今日は、「エリクソニアンを目指す12の練習(その3)つづき」について書いておきましょう。

環境の変化をユーティライゼーションで取り込む意味

  今日は、エリクソニアンを目指す練習として、ジェフリー・ザイク博士のエッセーを引用して2つの質問を書きましたが[1]、この3つめの続きを書いておきましょう。


3. In each session, use the method of utilization once.

それぞれのセッションで、一回こっきりのユーティリゼーションを使いなさい。


 一般的に、心理療法家のミルトン・エリクソンのアプローチは、セラピストとクライアントが対等の関係で協力しあうコラボレイティブなアプローチとして位置付けられています。つまり、セラピストとクライアントの相互作用を重視しているところがあります。
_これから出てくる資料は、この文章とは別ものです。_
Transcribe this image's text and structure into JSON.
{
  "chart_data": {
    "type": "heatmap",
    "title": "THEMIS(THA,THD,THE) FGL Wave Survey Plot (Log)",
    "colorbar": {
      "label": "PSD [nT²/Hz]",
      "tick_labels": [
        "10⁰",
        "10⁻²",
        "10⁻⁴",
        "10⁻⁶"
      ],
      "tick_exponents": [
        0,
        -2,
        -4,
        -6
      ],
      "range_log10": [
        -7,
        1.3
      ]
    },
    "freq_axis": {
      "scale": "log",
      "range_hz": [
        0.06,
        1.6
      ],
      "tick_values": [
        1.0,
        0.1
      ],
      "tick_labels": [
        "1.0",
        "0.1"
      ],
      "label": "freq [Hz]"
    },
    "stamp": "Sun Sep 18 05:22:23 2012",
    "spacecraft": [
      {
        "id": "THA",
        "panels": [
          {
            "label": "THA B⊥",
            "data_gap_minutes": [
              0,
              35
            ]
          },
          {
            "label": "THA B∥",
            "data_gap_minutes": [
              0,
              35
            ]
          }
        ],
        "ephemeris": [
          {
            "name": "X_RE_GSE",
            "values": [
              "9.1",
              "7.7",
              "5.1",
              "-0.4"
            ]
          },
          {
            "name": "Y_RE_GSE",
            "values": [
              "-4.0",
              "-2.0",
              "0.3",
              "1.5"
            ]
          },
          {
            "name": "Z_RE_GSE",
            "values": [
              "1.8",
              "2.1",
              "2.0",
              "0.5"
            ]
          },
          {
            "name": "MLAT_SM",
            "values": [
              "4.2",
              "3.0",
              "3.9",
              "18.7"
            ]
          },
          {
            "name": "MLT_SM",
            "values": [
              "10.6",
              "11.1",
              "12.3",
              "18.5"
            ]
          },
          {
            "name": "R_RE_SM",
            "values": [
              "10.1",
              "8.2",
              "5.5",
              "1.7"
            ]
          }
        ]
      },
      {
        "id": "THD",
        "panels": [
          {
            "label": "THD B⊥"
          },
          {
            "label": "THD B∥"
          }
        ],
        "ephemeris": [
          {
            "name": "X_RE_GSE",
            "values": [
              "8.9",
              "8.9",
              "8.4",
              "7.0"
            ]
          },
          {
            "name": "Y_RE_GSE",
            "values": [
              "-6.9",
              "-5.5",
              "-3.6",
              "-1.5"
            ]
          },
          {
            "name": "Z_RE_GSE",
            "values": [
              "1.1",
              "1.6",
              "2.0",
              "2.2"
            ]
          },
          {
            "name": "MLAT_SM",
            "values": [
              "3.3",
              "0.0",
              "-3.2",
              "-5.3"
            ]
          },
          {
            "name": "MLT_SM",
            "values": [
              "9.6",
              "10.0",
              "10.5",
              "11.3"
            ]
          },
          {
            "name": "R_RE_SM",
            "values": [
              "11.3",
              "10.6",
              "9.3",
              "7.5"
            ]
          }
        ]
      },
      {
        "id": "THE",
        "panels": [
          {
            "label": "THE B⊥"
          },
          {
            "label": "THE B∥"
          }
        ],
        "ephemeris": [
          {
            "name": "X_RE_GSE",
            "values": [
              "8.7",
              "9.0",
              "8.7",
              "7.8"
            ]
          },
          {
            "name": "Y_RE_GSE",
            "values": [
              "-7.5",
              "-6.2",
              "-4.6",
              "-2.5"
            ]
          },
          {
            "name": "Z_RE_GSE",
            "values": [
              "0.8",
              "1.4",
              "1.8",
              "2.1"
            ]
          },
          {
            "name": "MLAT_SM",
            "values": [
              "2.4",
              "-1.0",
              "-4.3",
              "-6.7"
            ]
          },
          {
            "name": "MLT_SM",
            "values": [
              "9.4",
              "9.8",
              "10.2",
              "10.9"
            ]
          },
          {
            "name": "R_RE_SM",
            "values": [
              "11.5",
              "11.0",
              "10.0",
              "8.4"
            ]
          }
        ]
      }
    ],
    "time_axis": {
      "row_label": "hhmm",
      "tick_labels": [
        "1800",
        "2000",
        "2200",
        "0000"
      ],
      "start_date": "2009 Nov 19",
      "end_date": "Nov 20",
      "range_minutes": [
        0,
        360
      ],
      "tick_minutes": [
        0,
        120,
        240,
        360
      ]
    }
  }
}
これをもっと具体的なネガティブ・リスト方式で表現すると、例えば、基本的には、

·        セラピストは、クライアントに命令口調で指示しない、
·        トランス誘導で、スクリプトの読み上げはしない、(音楽で言ったら、暗譜してクライアントに合わせて即興演奏するような形式にしなさい)
·        予め決められた手順を杓子定規に進めるようなことはしない、

といったことになってきます。

もちろん、これに加えて、

·       そのセッションの間に起こった偶発的な出来事をセラピストとクライアントの関係性の中に取り込むようにユーティライズしてクライアントの行動や認識の変化につなげたり、ゴール達成に役に立てなさい

というのがザイク博士の課題となってくるわけです。

 それで、なぜ、エリクソンは予め決められた手順に従って、心理療法を行わなかったのか?あるいは、なぜクライアントに命令口調で指示を出す権威的なアプローチを取らなかったのか?ということを複雑系やサイバネティックスの観点から考えると非常に深い理由があるように思ってきます。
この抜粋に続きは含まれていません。